William Wallinder ‘feels good’ with Detroit; here’s a look at the Wings’ Day 2 draft haul

Detroit News

Ted Kulfan
| The Detroit News

Detroit — The Red Wings stayed in Sweden with their first several picks of the 2020 NHL Entry Draft — then went for a reach from Texas.

After picking forward Lucas Raymond Tuesday in the first round, the Wings selected defenseman William Wallinder and center Theodor Niederbach with their first two picks in the second round.

With their third second-round pick, at No. 55 overall, the Wings took left wing Cross Hanas.

The stockpiling of draft picks enabled the Wings to take defenseman Donovan Sebrango with their first pick in the third round (63rd overall), a rangy puck-mover who projects as more a defensive defenseman, and after trading with Minnesota, and moving five spots back, the Wings took Finnish defenseman Eemil Viro with the 70th pick overall, in the third round.

In the fourth ound, with two selections, the Wings took forward Sam Stange, a 26-goal scorer in Sioux City (USHL) last season who is headed to the University of Wisconsin, and goaltender Jan Bednar with pick No. 107.

The first pick Wednesday was a guy many scouts projected to go higher.

With the first pick of the second round, the Red Wings selected Wallinder, a player many NHL mock drafts had going in the first round.

“Of course I was nervous,” Wallinder said of waiting around Wednesday, during a Zoom interview with reporters. “But I was not too upset. I know it doesn’t matter if you go in the first or second rounds. There’s a lot of good players, and the only thing that matters is what you do after the draft. You still keep working hard and going for it. You can’t stop working because you didn’t go in the first round.

“So it really doesn’t matter (where you are drafted); it just feels good to be a player for the Detroit Red Wings.”

Wallinder admitted he had plenty of communication with the Wings through the process, so he had an inkling they were interested.

“I talked to them (a lot),” Wallinder said. “I could see it coming, and it feels good.”

A 6-foot-4 191-pound defenseman who was generally rated in the top-20 of most mock drafts, Wallinder is a mobile defenseman who is stronger offensively than defensively. but will be given time to mature and grow physically.

“I’m working a lot on my positioning in the defensive zone,” Wallinder said. “I have improved it a lot and I’m just trying to get better at things. That’s important, to be good at everything.”

More: Niyo: Everybody loves Raymond, but especially the Red Wings

More: Day 2 blog of the NHL draft

Wallinder was the second consecutive Swede chosen by the Wings, having picked forward Lucas Raymond Tuesday with their first-round selection.

Not to mention, the long list of Hall of Fame-caliber Swedish players who have played for the Wings, including defenseman Nicklas Lidstrom.

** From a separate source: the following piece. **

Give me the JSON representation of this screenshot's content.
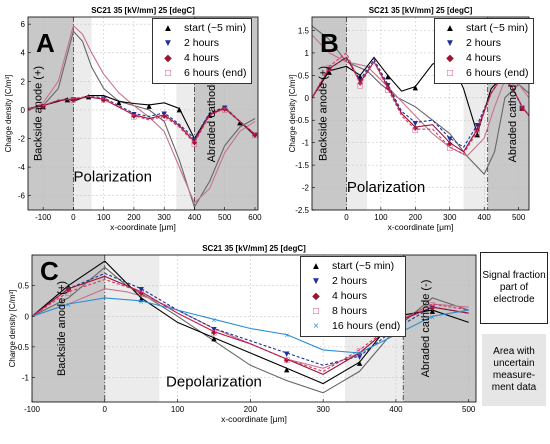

“I know about them, I watched them when I was younger,” Wallinder said. “Everyone knows who Lidstrom is; he’s the best Swedish defenseman who ever played.”

Niederbach (5-foot-11, 172-pounds) is a center who was the leading scorer on his junior team after missing all of 2018-19 with a knee injury.

The Wings have been looking for smart, instinctive players and scouts rave about Niederbach’s decision-making on the ice. His passing ability is considered a strength, and his ability to find open men on the ice.

Some scouts are nervous about his average speed, though Niederbach’s knee injury might have contributed to that.

Niederbach stressed the knee problems are behind him.

“I feel real good now, the injury doesn’t bother me now,” Niederbach said. “The start of last season was special because I didn’t know what to expect from myself. But the season went real well and I feel much stronger now and hopefully I can do even better.”

Still, missing an entire season was difficult mentally.

“It was real tough to know you’re going to miss a whole season of hockey,” Niederbach said. “Especially when you have moved to a new club and new town, so it was real tough, especially in the beginning. But after six or seven months, when I went on the ice again, you can say I saw the light in the darkness.

“This summer I could train real well, did everything health wise, and I feel much stronger now than last season.”

Hanas is a 6-foot-1, 167-pounder from Highland Village, Texas, who had 22 goals and 27 assists (49 points) in 60 games for Portland (WHL).

Most mock drafts had Hanas listed as a probable third- or fourth-round pick, but generally liked his goal-scoring potential and ability to make big plays.

A Texan with Canadian roots in his family, Hanas grew up in the game in the Dallas Stars’ youth league and was friends with sons of former Dallas Stars players Joe Nieuwendyk and Stephane Robidas.

“Dallas area hockey is actually growing and there’s a lot of real passion for the game,” Hanas said. “For me, obviously, I have some Canadian roots and have a lot of people who played hockey in my family so it was always in my blood. But here in Dallas, we have a lot of great coaches and it’s awesome.”